Alors qu'il évoquait la semaine passée "des difficultés de programmation rencontrées dans des municipalités du sud-est, là où le Front national est fort", Lucas Belvaux n'a pas finalement relevé de "problème" à quelques heures de la diffusion sur 235 copies de Chez Nous. "On bénéficie d'une belle sortie", s'est-il félicité, sans plus de commentaire. 

Mercredi dernier, une polémique a opposé le cinéaste à Eric Berdoati, le maire LR de Saint-Cloud, le premier accusant le second d'avoir demandé la déprogrammation de son film du cinéma municipal (Les Trois Pierrots) de cette ville.

"C'est gênant, car c'est un acte politique", avait déploré Lucas Belvaux.
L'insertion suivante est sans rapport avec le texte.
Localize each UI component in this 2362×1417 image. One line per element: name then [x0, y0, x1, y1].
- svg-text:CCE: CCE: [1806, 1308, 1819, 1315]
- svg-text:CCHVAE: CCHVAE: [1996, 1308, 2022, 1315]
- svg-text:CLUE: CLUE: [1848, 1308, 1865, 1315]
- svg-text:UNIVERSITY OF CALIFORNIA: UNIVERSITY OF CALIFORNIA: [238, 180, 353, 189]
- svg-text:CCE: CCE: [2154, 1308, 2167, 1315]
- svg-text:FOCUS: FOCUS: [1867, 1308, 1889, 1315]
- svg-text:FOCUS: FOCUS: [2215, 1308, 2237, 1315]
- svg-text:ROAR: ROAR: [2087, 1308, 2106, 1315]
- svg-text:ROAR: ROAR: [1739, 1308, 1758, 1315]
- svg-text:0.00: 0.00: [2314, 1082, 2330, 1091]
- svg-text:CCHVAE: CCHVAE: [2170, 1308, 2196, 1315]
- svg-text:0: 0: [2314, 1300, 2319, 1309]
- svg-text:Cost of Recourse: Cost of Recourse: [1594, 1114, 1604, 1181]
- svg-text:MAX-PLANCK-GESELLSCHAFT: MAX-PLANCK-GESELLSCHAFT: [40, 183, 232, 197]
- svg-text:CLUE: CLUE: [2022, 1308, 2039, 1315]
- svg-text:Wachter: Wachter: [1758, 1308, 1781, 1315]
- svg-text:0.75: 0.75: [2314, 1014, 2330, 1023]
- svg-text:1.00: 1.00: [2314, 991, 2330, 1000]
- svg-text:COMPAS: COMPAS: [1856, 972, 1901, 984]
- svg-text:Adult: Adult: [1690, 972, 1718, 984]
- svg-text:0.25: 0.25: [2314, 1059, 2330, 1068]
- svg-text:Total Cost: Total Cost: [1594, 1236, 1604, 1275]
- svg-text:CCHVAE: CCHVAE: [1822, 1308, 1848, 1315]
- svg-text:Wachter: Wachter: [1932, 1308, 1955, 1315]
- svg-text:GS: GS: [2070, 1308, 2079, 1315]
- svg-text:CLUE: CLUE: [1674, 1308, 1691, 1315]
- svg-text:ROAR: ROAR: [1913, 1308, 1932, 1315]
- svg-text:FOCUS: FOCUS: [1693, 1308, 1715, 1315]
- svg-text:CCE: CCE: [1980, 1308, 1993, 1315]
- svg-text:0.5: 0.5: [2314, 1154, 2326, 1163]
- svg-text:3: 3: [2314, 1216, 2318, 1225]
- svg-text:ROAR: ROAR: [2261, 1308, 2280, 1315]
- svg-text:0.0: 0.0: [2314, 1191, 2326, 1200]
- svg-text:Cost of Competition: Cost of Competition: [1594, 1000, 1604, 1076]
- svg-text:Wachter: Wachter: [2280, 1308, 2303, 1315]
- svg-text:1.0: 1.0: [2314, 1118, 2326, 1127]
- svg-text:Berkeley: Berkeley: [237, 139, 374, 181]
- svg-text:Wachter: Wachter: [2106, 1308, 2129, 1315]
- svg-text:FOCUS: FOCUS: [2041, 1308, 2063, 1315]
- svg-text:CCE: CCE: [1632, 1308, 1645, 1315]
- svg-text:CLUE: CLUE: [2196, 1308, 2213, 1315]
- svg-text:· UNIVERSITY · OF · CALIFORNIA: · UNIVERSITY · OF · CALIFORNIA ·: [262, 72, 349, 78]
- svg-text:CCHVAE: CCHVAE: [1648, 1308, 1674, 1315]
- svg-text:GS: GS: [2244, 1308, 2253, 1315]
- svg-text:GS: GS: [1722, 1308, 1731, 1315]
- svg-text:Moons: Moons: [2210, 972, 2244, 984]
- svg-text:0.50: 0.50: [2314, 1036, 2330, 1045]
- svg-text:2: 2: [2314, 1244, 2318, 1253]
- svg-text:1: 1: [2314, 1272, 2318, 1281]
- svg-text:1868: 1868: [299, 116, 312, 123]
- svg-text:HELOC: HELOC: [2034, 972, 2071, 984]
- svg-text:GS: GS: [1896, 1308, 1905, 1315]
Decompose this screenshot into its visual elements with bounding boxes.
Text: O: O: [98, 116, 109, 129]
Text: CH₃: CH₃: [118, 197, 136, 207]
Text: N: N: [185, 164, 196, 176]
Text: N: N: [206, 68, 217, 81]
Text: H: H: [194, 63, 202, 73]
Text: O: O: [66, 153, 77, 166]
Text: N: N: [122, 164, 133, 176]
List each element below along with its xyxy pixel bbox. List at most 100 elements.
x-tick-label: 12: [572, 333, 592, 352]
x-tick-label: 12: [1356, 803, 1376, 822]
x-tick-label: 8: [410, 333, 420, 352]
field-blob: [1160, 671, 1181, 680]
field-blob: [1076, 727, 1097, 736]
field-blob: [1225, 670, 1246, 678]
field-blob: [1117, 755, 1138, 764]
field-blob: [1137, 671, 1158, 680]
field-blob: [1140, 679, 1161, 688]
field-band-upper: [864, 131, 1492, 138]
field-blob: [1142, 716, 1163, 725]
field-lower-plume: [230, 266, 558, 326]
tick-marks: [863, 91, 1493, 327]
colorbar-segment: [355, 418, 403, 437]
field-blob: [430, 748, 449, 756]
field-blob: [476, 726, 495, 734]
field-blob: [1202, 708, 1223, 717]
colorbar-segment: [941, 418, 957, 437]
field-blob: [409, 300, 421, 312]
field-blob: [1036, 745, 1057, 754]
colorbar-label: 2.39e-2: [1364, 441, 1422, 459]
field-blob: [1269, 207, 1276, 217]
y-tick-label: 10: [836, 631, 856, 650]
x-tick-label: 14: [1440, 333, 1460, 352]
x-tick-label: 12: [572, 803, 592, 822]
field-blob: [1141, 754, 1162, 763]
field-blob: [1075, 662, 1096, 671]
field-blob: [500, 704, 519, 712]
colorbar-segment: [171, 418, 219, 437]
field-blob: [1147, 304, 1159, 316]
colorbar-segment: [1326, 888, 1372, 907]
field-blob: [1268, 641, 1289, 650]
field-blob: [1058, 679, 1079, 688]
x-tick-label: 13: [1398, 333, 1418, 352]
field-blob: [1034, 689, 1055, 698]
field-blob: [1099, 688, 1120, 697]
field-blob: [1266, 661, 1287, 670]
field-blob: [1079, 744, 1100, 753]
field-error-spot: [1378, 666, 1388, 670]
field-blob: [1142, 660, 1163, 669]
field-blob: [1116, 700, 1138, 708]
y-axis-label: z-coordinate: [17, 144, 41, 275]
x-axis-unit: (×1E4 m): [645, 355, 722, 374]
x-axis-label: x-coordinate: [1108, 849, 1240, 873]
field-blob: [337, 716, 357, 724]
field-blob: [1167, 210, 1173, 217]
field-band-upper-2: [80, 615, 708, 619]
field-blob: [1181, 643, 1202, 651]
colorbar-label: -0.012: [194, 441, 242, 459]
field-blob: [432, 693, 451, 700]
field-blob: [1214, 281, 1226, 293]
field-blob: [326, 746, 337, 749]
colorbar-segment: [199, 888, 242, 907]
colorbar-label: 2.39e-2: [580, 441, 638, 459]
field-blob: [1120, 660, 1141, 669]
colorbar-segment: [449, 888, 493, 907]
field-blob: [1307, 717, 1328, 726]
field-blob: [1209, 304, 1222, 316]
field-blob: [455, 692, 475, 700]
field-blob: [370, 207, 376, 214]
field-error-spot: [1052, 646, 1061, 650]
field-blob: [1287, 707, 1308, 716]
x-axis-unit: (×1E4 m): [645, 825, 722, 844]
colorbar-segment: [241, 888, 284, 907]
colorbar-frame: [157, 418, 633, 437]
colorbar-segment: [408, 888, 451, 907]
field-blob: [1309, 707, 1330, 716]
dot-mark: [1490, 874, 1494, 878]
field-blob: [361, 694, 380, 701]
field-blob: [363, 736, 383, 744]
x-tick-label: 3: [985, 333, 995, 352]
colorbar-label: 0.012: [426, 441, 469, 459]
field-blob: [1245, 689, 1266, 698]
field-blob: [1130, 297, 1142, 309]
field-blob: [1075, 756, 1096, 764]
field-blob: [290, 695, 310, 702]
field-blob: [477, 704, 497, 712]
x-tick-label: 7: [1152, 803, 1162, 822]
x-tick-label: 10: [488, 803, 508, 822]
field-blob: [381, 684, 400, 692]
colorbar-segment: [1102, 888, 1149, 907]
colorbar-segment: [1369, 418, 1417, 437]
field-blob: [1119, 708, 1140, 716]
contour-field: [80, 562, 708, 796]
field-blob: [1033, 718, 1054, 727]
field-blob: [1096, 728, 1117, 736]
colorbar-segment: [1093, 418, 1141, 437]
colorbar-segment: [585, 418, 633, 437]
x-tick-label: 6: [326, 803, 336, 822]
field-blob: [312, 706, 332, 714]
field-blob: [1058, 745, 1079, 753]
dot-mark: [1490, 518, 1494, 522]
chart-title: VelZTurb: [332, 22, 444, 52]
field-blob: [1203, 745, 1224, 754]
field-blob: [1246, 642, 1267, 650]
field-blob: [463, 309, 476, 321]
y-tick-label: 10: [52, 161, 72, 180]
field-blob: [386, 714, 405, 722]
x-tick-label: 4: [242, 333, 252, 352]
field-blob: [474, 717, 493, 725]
"Une décision artistique, mais pas politique"

L'accusation avait été fermement démentie par Eric Berdoati qui s'était dit "scandalisé" par cette allégation, arguant notamment que la programmation du cinéma Les Trois Pierrots "ne relevait pas du maire mais de professionnels qui en ont la responsabilité". Le GPCI (Groupement de Programmation des Cinémas Indépendants), qui assure la programmation d'une centaine de cinémas en France, dont Les Trois Pierrots, avait confirmé les dires du maire et réfuté "toute idée de déprogrammation".

"Le film n'a pas été déprogrammé pour la simple et bonne raison qu'il n'a pas été programmé, ni affiché, ni annoncé. Il n'a simplement pas été retenu dans la programmation du mois", a déclaré le directeur du GPCI Charles Vintrou. "C'est une décision artistique mais pas politique", a-t-il appuyé. 

Chez nous, avec Emilie Dequenne et Catherine Jacob, raconte la campagne pour les municipales d'un parti clairement inspiré du Front national. Au vu de la seule bande annonce, Florian Philippot, vice-président du parti, s'était indigné début janvier: "Je trouve ça proprement scandaleux qu'en pleine campagne présidentielle, (...) on sorte dans les salles françaises un film qui est clairement anti-Front national", avait-il dénoncé.